[09:59:28] <elukey>	 XioNoX: o/ anything happening in eqsin? I just seen varnishkafkas on cp50xx hosts getting into trouble temporarily
[09:59:40] <elukey>	 (while pushing data to kafka in eqiad)
[09:59:41] <elukey>	 https://grafana.wikimedia.org/d/000000253/varnishkafka?orgId=1&var-datasource=eqsin%20prometheus%2Fops&var-source=webrequest&var-cp_cluster=All&var-instance=All&from=now-3h&to=now
[10:00:07] <elukey>	 the most affected one is a single node, going to restart vk in there
[10:00:15] <elukey>	 but there was a jump on all metrics
[10:01:46] <ema>	 elukey: purged on cp5001 also had a temporary drop in kafka bytes sent https://grafana.wikimedia.org/d/RvscY1CZk/purged?viewPanel=38&orgId=1&var-datasource=eqsin%20prometheus%2Fops&var-cluster=cache_upload&var-instance=cp5001&from=now-6h&to=now
[10:03:10] <ema>	 at 09:42, which aligns with the varnishkafka troubles you mentioned
[10:03:56] <elukey>	 on cr3-eqsin I see a nice jump in traffic https://librenms.wikimedia.org/graphs/lazy_w=804/to=1610100000/device=159/type=device_bits/from=1610013600/legend=no/
[10:05:20] <elukey>	 anyway, restarted vk on 5001, librdkafka was kinda stuck
[10:07:07] <ema>	 elukey: purged seems to have recovered well on its own, no restart needed
[10:17:39] <_joe_>	 no maintenance expected right now
[10:17:57] <_joe_>	 ema: purged >> vk
[14:28:25] <klausman>	 So say due to a BIOS flub, a machine got reimaged twice, and now the puppet cert and SSH host keys are wrong. How does one wipe the relevant state to make the first puppet run work again?

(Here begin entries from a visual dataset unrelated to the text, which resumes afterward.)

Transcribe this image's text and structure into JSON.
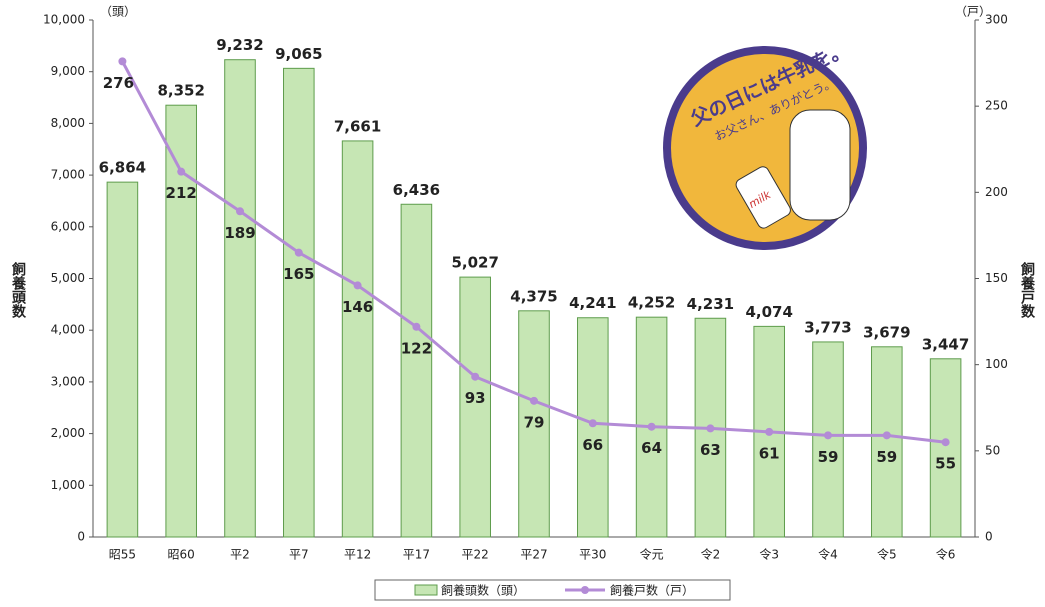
{
  "chart_data": {
    "type": "bar",
    "ylabel": "飼養頭数",
    "y2label": "飼養戸数",
    "y_unit": "（頭）",
    "y2_unit": "（戸）",
    "categories": [
      "昭55",
      "昭60",
      "平2",
      "平7",
      "平12",
      "平17",
      "平22",
      "平27",
      "平30",
      "令元",
      "令2",
      "令3",
      "令4",
      "令5",
      "令6"
    ],
    "series": [
      {
        "name": "飼養頭数（頭）",
        "type": "bar",
        "color": "#c6e6b4",
        "edge": "#5e9c4c",
        "values": [
          6864,
          8352,
          9232,
          9065,
          7661,
          6436,
          5027,
          4375,
          4241,
          4252,
          4231,
          4074,
          3773,
          3679,
          3447
        ],
        "value_labels": [
          "6,864",
          "8,352",
          "9,232",
          "9,065",
          "7,661",
          "6,436",
          "5,027",
          "4,375",
          "4,241",
          "4,252",
          "4,231",
          "4,074",
          "3,773",
          "3,679",
          "3,447"
        ]
      },
      {
        "name": "飼養戸数（戸）",
        "type": "line",
        "axis": "y2",
        "color": "#b38bd6",
        "values": [
          276,
          212,
          189,
          165,
          146,
          122,
          93,
          79,
          66,
          64,
          63,
          61,
          59,
          59,
          55
        ]
      }
    ],
    "ylim": [
      0,
      10000
    ],
    "yticks": [
      0,
      {
        "value": 1000,
        "label": "1,000"
      },
      {
        "value": 2000,
        "label": "2,000"
      },
      {
        "value": 3000,
        "label": "3,000"
      },
      {
        "value": 4000,
        "label": "4,000"
      },
      {
        "value": 5000,
        "label": "5,000"
      },
      {
        "value": 6000,
        "label": "6,000"
      },
      {
        "value": 7000,
        "label": "7,000"
      },
      {
        "value": 8000,
        "label": "8,000"
      },
      {
        "value": 9000,
        "label": "9,000"
      },
      {
        "value": 10000,
        "label": "10,000"
      }
    ],
    "y2lim": [
      0,
      300
    ],
    "y2ticks": [
      0,
      50,
      100,
      150,
      200,
      250,
      300
    ]
  },
  "illustration": {
    "title": "父の日には牛乳を。",
    "subtitle": "お父さん、ありがとう。",
    "bottle": "milk"
  }
}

[14:38:43] <kormat>	 ^ this might be resolved now
[14:41:05] <klausman>	 Yep. Figured out the "remove certs on client, make new ones and sign them" sequence
[15:22:53] <_joe_>	 klausman: yeah that horrible :D
[15:33:29] <volans|off>	 klausman: what chain of events lead to that happening? the reimage nukes the old cert before reimaging
[15:34:54] <volans|off>	 we also have an sre.puppet.renew-cert cookbook but I think it doesn't support (yet?) a not-yet-installed host (doesn't have yet the cumin key should use the install key)

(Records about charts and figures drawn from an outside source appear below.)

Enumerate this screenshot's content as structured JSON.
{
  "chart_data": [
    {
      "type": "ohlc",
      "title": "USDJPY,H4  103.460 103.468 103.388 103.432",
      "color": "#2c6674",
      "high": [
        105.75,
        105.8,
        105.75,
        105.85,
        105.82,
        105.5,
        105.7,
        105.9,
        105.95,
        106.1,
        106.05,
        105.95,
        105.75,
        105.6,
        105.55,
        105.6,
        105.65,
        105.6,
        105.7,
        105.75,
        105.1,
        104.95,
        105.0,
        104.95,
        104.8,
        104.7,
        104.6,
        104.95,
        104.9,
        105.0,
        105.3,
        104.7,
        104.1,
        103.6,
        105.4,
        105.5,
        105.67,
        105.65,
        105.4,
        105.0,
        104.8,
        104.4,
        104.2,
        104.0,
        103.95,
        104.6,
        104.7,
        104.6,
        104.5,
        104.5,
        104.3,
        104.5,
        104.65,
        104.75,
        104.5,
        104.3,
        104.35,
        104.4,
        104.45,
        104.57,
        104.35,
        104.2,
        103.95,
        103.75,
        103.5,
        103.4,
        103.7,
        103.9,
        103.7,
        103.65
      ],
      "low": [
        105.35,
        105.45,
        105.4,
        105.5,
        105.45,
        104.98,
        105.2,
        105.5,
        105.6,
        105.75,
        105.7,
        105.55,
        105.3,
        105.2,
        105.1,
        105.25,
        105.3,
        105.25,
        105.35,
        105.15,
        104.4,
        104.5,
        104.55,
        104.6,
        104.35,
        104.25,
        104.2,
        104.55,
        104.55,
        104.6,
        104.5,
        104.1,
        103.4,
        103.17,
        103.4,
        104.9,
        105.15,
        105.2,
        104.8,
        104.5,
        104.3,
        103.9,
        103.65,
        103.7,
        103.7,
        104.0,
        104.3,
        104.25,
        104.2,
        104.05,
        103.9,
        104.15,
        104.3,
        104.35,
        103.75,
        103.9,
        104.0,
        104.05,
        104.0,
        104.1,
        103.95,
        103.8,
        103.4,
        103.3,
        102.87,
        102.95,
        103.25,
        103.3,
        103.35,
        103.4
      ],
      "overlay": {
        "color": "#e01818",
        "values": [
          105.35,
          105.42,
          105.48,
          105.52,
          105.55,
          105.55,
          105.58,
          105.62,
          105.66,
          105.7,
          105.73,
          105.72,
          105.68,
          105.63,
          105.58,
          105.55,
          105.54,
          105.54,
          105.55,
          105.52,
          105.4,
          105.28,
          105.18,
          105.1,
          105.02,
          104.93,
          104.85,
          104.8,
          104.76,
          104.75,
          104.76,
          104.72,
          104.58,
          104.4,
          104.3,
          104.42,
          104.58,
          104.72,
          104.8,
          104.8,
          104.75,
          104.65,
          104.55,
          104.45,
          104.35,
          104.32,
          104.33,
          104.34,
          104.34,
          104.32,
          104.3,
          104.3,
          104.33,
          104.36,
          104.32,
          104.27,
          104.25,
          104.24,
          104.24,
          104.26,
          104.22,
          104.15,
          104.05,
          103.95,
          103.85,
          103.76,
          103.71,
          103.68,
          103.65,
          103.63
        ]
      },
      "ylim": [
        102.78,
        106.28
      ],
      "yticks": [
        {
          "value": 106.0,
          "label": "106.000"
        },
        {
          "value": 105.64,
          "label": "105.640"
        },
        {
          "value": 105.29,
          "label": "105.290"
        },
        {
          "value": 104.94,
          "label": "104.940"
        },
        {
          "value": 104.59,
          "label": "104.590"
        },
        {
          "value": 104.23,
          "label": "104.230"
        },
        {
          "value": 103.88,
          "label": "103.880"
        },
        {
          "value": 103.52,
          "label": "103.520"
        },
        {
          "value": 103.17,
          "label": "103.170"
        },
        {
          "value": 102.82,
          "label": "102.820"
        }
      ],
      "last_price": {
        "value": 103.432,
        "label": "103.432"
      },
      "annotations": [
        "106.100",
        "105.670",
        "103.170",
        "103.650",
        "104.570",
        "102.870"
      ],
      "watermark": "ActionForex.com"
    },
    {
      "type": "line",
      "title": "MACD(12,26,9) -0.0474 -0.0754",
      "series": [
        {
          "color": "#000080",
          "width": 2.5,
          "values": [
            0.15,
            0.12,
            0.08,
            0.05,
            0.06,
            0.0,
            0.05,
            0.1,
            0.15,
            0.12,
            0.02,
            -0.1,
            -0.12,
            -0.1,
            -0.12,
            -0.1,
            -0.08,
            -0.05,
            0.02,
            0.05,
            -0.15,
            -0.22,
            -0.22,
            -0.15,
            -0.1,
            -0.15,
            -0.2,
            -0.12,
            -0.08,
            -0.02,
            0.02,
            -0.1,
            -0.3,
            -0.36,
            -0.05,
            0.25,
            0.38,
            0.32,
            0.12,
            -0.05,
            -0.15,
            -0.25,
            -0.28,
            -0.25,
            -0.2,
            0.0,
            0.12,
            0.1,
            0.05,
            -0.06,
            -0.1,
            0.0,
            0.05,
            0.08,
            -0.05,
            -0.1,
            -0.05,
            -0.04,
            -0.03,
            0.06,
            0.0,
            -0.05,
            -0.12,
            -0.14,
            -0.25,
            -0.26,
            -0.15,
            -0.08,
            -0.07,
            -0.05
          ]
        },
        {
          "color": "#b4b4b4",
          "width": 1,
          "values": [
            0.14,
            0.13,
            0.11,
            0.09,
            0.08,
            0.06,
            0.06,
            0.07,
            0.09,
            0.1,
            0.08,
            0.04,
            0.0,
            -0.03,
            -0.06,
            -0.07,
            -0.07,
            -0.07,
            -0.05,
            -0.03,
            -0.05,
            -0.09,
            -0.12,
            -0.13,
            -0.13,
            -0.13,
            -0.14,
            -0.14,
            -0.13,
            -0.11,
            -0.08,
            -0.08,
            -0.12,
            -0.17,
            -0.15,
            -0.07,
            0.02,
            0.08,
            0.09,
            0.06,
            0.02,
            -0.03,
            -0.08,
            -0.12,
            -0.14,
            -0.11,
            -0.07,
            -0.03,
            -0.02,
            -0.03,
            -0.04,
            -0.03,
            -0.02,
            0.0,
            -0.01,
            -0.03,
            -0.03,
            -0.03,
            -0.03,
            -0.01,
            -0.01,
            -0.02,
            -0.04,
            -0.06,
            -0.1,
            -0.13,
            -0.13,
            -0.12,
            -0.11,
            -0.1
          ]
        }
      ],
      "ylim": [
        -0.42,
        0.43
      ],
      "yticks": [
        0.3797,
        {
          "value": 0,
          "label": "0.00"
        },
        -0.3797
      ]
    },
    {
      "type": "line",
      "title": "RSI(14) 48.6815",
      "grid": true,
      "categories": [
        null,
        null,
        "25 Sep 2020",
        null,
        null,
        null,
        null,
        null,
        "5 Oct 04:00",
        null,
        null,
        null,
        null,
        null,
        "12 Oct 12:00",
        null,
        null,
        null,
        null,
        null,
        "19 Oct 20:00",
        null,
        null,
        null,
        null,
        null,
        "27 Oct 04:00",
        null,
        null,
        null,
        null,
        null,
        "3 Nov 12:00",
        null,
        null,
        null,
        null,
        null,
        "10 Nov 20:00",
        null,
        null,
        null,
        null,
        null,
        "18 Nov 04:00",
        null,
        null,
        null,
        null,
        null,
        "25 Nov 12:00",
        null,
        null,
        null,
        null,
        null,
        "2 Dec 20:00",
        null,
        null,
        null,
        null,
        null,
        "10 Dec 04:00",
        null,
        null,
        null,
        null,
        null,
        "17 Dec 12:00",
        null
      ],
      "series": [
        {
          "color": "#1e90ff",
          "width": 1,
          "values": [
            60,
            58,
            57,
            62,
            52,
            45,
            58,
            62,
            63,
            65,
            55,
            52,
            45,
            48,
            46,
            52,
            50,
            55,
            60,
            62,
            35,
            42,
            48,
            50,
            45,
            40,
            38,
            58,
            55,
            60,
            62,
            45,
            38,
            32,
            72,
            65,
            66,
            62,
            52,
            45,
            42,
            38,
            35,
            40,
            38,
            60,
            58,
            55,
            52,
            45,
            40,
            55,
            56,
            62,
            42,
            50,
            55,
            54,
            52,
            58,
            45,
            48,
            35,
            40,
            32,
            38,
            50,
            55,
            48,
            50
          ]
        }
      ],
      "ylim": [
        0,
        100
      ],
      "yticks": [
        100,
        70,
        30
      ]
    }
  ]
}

[15:38:22] <volans|off>	 btw there are 3 unsigned CSRs on puppetmaster1001 (10.3.0.1, d-i-test, webproxy)
[15:39:00] <volans|off>	 maybe we should add an icinga check for unsigned CSRs older than X
[15:39:19] * volans|off back being off, will read any eventual reply later
[15:57:23] <klausman>	 volans, the problem was that after being installed and everything, the machine rebooted, but PXE booted again and then got stuck.

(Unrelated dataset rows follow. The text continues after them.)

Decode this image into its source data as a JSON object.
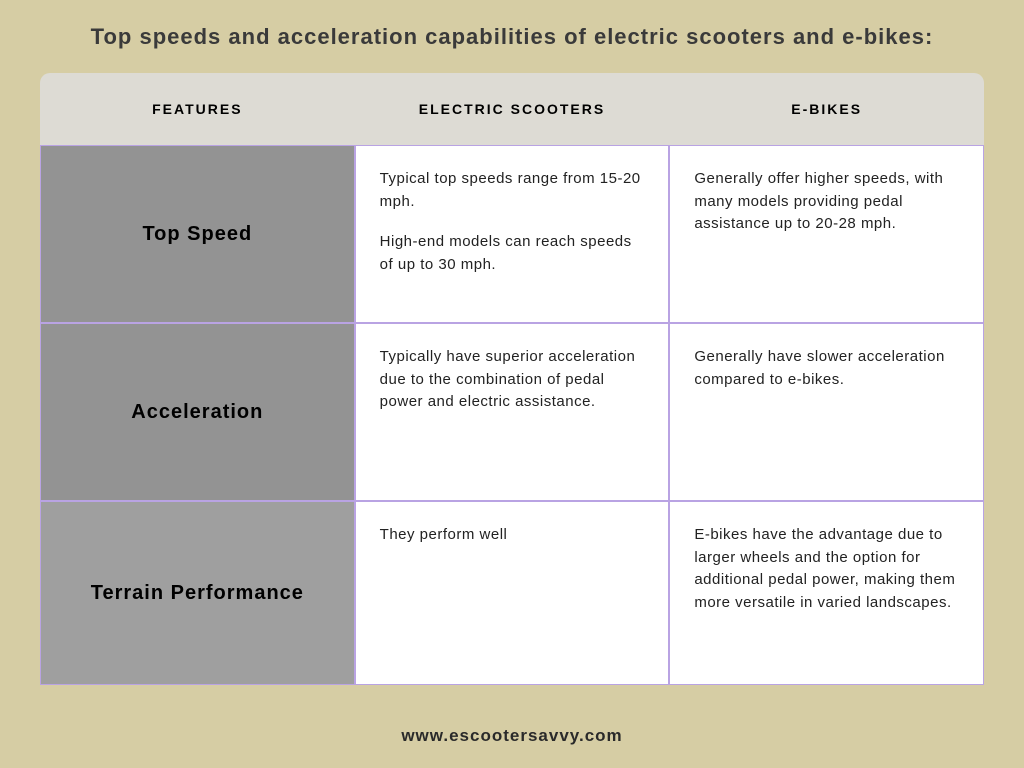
{
  "page": {
    "background_color": "#d6cda4",
    "title": "Top speeds and acceleration capabilities of electric scooters and e-bikes:",
    "footer": "www.escootersavvy.com"
  },
  "table": {
    "type": "table",
    "header_bg": "#dddbd4",
    "feature_col_bg": "#939393",
    "data_cell_bg": "#ffffff",
    "border_color": "#b9a3e3",
    "columns": [
      {
        "label": "FEATURES"
      },
      {
        "label": "ELECTRIC SCOOTERS"
      },
      {
        "label": "E-BIKES"
      }
    ],
    "rows": [
      {
        "feature": "Top Speed",
        "scooters_p1": "Typical top speeds range from 15-20 mph.",
        "scooters_p2": "High-end models can reach speeds of up to 30 mph.",
        "ebikes": "Generally offer higher speeds, with many models providing pedal assistance up to 20-28 mph."
      },
      {
        "feature": "Acceleration",
        "scooters_p1": "Typically have superior acceleration due to the combination of pedal power and electric assistance.",
        "scooters_p2": "",
        "ebikes": "Generally have slower acceleration compared to e-bikes."
      },
      {
        "feature": "Terrain Performance",
        "scooters_p1": "They perform well",
        "scooters_p2": "",
        "ebikes": "E-bikes have the advantage due to larger wheels and the option for additional pedal power, making them more versatile in varied landscapes."
      }
    ]
  }
}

[15:57:39] <klausman>	 It didn't help that the SSH host keys were also wrong by that time.
[16:15:28] <elukey>	 andrewbogott: o/
[16:16:07] <andrewbogott>	 elukey: what's up?
[16:16:11] <elukey>	 in https://netbox.wikimedia.org/extras/reports/puppetdb.PhysicalHosts/ cloudcephmon200x-dev nodes are in red, afaics from phabricator they are already active right? If so I can change their status
[16:16:26] <andrewbogott>	 yep, they're active
[16:16:27] <andrewbogott>	 thx
[16:16:29] <elukey>	 super
[16:21:39] <elukey>	 andrewbogott: sorry to ping again, same thing for cloudcephostd20xx ?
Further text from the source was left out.